The following validations and standardizations were performed to improve the quality and utility of data in BIEN 2:
- Taxonomic name resolution
- Taxon names standardized according to Tropicos using the external Taxonomic Name Resolution Service (TNRS)
- Family classification standardized according to APG III
- Due to shortcomings of Tropicos's Computed Acceptance algorithm, not all synonymous names have been resolved. In particular, many slight spelling variants remain in the BIEN 2 database.
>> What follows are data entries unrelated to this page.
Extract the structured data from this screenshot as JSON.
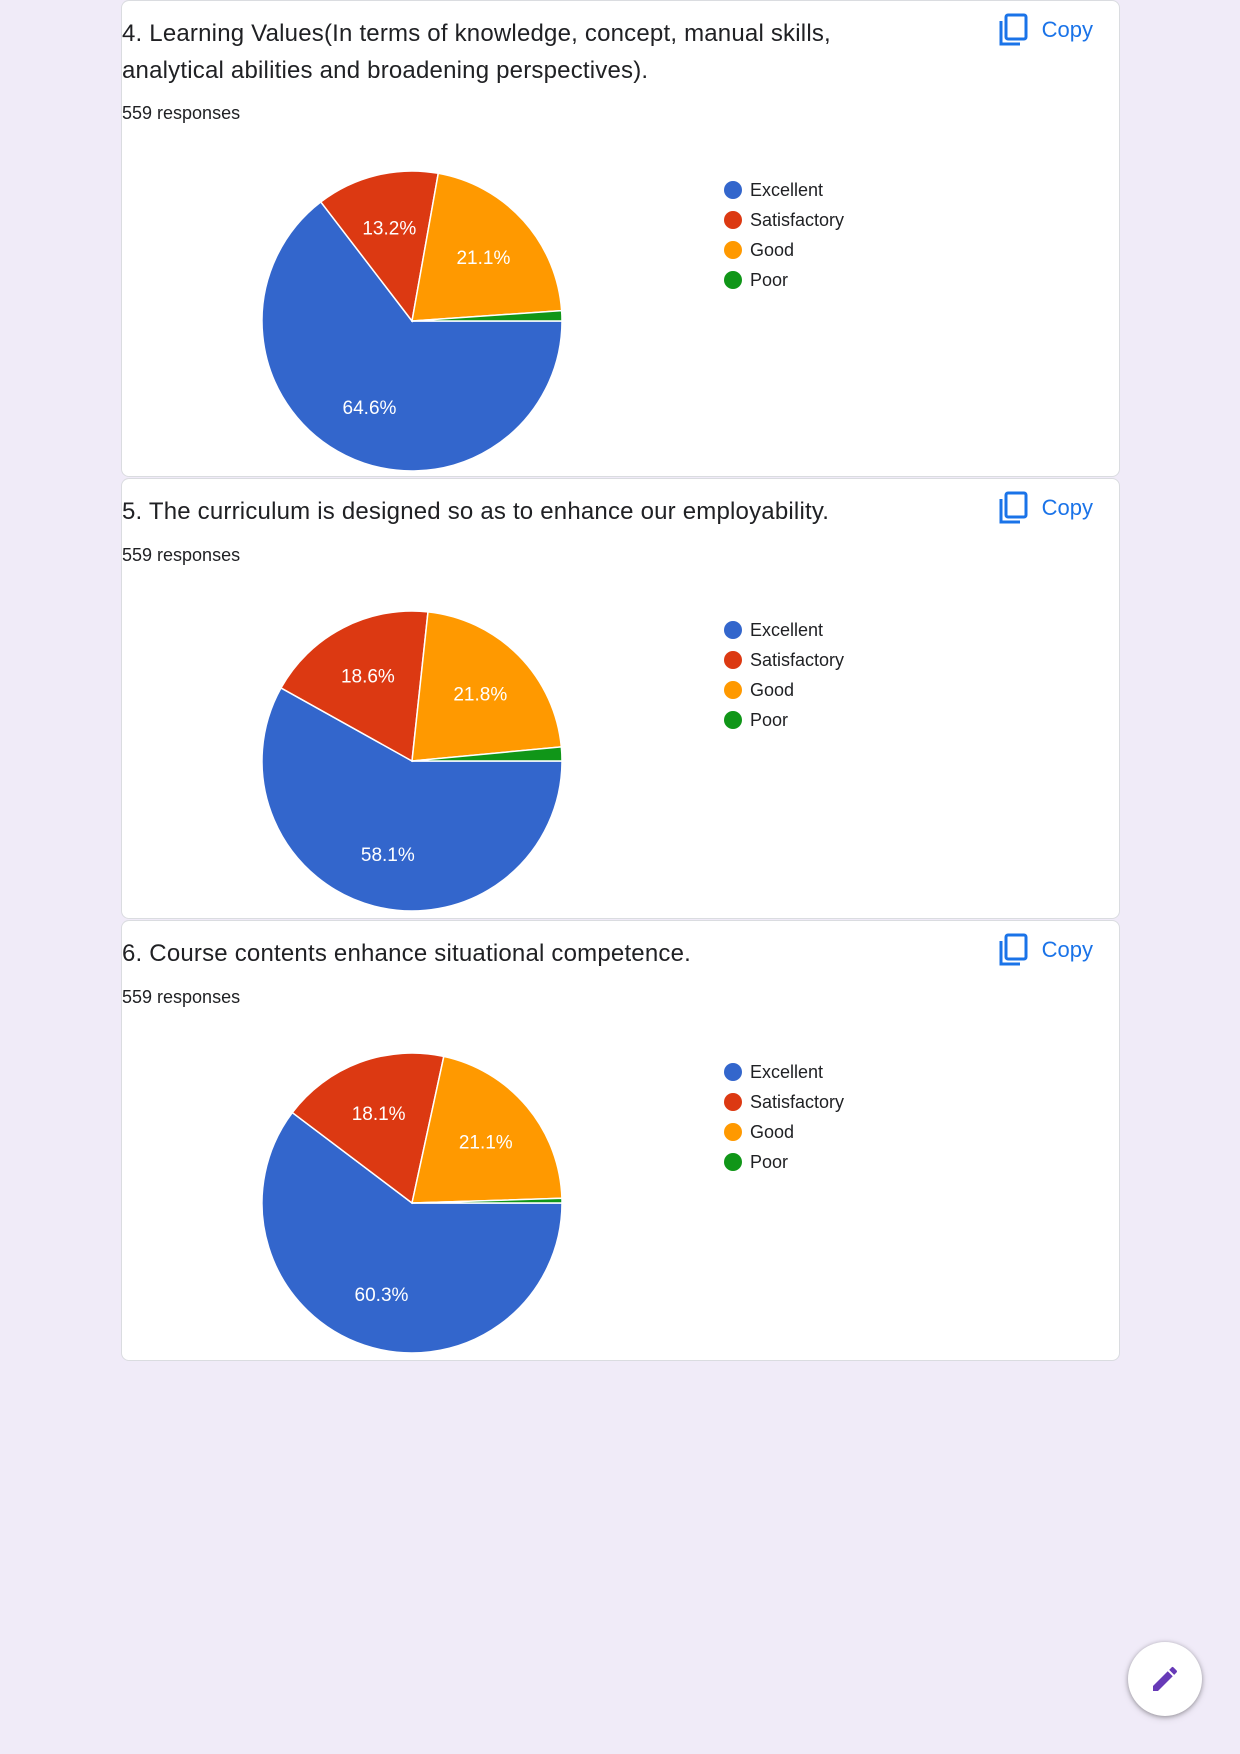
{
  "colors": {
    "excellent": "#3366cc",
    "satisfactory": "#dc3912",
    "good": "#ff9900",
    "poor": "#109618",
    "accent": "#1a73e8",
    "fab_icon": "#673ab7",
    "page_bg": "#f0ebf8"
  },
  "copy_label": "Copy",
  "icons": {
    "copy": "copy-icon",
    "edit": "pencil-icon"
  },
  "chart_data": [
    {
      "type": "pie",
      "title": "4. Learning Values(In terms of knowledge, concept, manual skills, analytical abilities and broadening perspectives).",
      "responses": "559 responses",
      "categories": [
        "Excellent",
        "Satisfactory",
        "Good",
        "Poor"
      ],
      "values": [
        64.6,
        13.2,
        21.1,
        1.1
      ],
      "data_labels": [
        "64.6%",
        "13.2%",
        "21.1%",
        ""
      ],
      "legend_position": "right"
    },
    {
      "type": "pie",
      "title": "5. The curriculum is designed so as to enhance our employability.",
      "responses": "559 responses",
      "categories": [
        "Excellent",
        "Satisfactory",
        "Good",
        "Poor"
      ],
      "values": [
        58.1,
        18.6,
        21.8,
        1.5
      ],
      "data_labels": [
        "58.1%",
        "18.6%",
        "21.8%",
        ""
      ],
      "legend_position": "right"
    },
    {
      "type": "pie",
      "title": "6. Course contents enhance situational competence.",
      "responses": "559 responses",
      "categories": [
        "Excellent",
        "Satisfactory",
        "Good",
        "Poor"
      ],
      "values": [
        60.3,
        18.1,
        21.1,
        0.5
      ],
      "data_labels": [
        "60.3%",
        "18.1%",
        "21.1%",
        ""
      ],
      "legend_position": "right"
    }
  ]
}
See Caveat #3.
- Geographic name resolution
- Political division names (country, state/province, county/parish) are standardized where possible
- A required preparation for geovalidation
- Scripts by Brad Boyle, with assistance from John Donoghue
- Geovalidation
- Uses point-in-polygon method to check if coordinate fall within asserted political divisions
- All observations validated at country level
- US, Mexico and Brazil validated at state/province level
- Distance error is provided for points falling outside the declared political division
- Scripts by John Donoghue
- Counts of individuals per species per plot
- Aggregation of individuals and counts of abundance implemented during building of core database table PlotAggregateFact (by students of Steve Dolins et al.)
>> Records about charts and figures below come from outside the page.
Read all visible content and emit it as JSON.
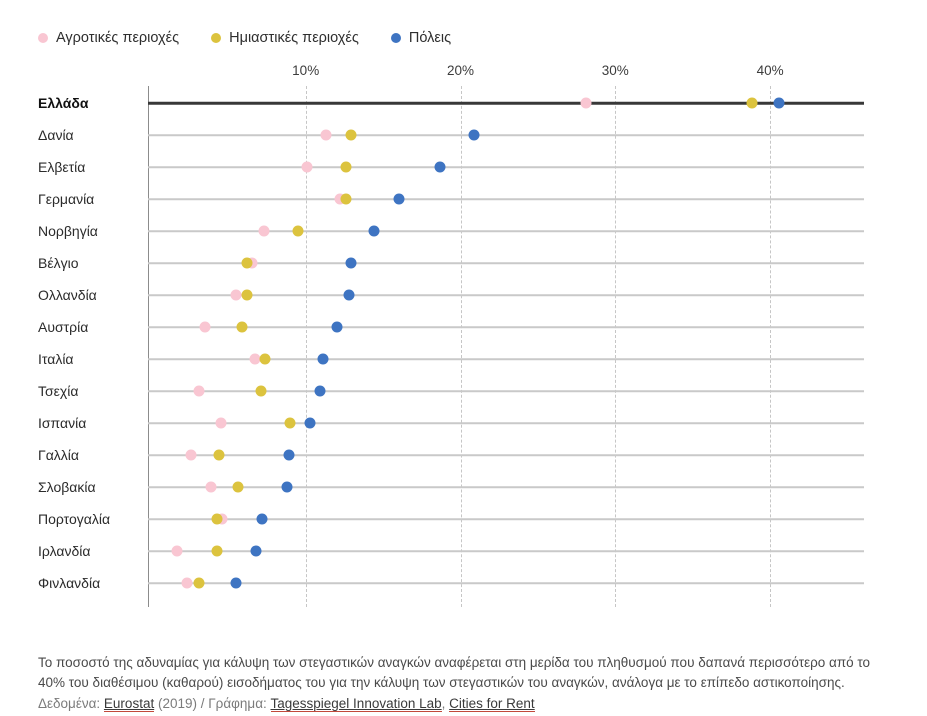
{
  "legend": {
    "items": [
      {
        "label": "Αγροτικές περιοχές",
        "color": "#f9c6d2"
      },
      {
        "label": "Ημιαστικές περιοχές",
        "color": "#dcc33e"
      },
      {
        "label": "Πόλεις",
        "color": "#3e74c2"
      }
    ]
  },
  "axis": {
    "ticks": [
      {
        "label": "10%",
        "value": 10
      },
      {
        "label": "20%",
        "value": 20
      },
      {
        "label": "30%",
        "value": 30
      },
      {
        "label": "40%",
        "value": 40
      }
    ]
  },
  "chart_data": {
    "type": "scatter",
    "subtype": "dot-plot",
    "unit": "%",
    "xlim": [
      0,
      46
    ],
    "grid": "vertical-dashed",
    "highlight_category": "Ελλάδα",
    "categories": [
      "Ελλάδα",
      "Δανία",
      "Ελβετία",
      "Γερμανία",
      "Νορβηγία",
      "Βέλγιο",
      "Ολλανδία",
      "Αυστρία",
      "Ιταλία",
      "Τσεχία",
      "Ισπανία",
      "Γαλλία",
      "Σλοβακία",
      "Πορτογαλία",
      "Ιρλανδία",
      "Φινλανδία"
    ],
    "series": [
      {
        "name": "Αγροτικές περιοχές",
        "color": "#f9c6d2",
        "values": [
          28.1,
          11.3,
          10.1,
          12.2,
          7.3,
          6.5,
          5.5,
          3.5,
          6.7,
          3.1,
          4.5,
          2.6,
          3.9,
          4.6,
          1.7,
          2.3
        ]
      },
      {
        "name": "Ημιαστικές περιοχές",
        "color": "#dcc33e",
        "values": [
          38.8,
          12.9,
          12.6,
          12.6,
          9.5,
          6.2,
          6.2,
          5.9,
          7.4,
          7.1,
          9.0,
          4.4,
          5.6,
          4.3,
          4.3,
          3.1
        ]
      },
      {
        "name": "Πόλεις",
        "color": "#3e74c2",
        "values": [
          40.6,
          20.9,
          18.7,
          16.0,
          14.4,
          12.9,
          12.8,
          12.0,
          11.1,
          10.9,
          10.3,
          8.9,
          8.8,
          7.2,
          6.8,
          5.5
        ]
      }
    ]
  },
  "footnote": "Το ποσοστό της αδυναμίας για κάλυψη των στεγαστικών αναγκών αναφέρεται στη μερίδα του πληθυσμού που δαπανά περισσότερο από το 40% του διαθέσιμου (καθαρού) εισοδήματος του για την κάλυψη των στεγαστικών του αναγκών, ανάλογα με το επίπεδο αστικοποίησης.",
  "credits": {
    "prefix": "Δεδομένα: ",
    "source_link": "Eurostat",
    "middle": " (2019) / Γράφημα: ",
    "lab_link": "Tagesspiegel Innovation Lab",
    "separator": ", ",
    "project_link": "Cities for Rent"
  }
}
- Unfortunately, this aggregation appears to have been done incorrectly and therefore abundance values in BIEN 2 cannot be used (see Caveats)
- Detection and flagging of suspected cultivated specimens
- Uses original cultivated flags, if any, plus algorithms based on (a) key words in locality description (e.g., "cultivated", "planted", "garden", etc.), (b) known distributions of specific higher taxa (e.g., no pines south of Nicaragua), and (c) proximity to locations of herbaria and botanical gardens.
- Scripts by Brad Boyle
- Designation of major higher taxon for each species
- All nodes of the NCBI Taxonomy phylogenetic tree are included in BIEN2
- Each taxon is indexed using modified pre-order tree traversal, allowing rapid lookup of all descendent or all ancestors of a given node.
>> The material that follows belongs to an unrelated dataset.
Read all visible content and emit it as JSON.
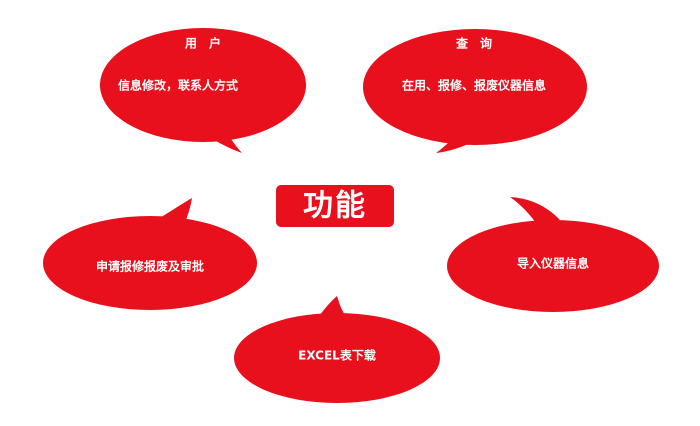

- Each observation in BIEN 2 is joined to the NCBI phylogenetic backbone by family and genus
- Ancestor lookups of NCBI nodes are used to populate column `higherPlantGroup`, which provides a convenient shortcut for major higher taxa
- Values of higherPlantGroup: "bryophytes", "ferns and allies", "Flowering plants", "gymnosperms (conifers)", "gymnosperms (non-conifer)"
- Embryophytes (land plants) have a non-null value of higherPlantGroup, non-Embryophytes are null.
- Scripts by Brad Boyle
- Normalization and indexing of data sources
- Metadata pertaining to data sources and data ownership were scattered throughout the original BIEN database
- These have been collated into a single table, with sources linked to the observations they provided
- Querying this table allows proper attribution of all data used
- Scripts by Brad Boyle
- Improved plot methodology metadata
- Variable, unconstrained descriptions of plot methodology have been standardized in the columns `plotAreaHa`, `plotMinDbh` and `plotMethod`, allowing more reliable recognition of plots which use a similar methodology (for example, "0.1 ha transect", "1 ha plot").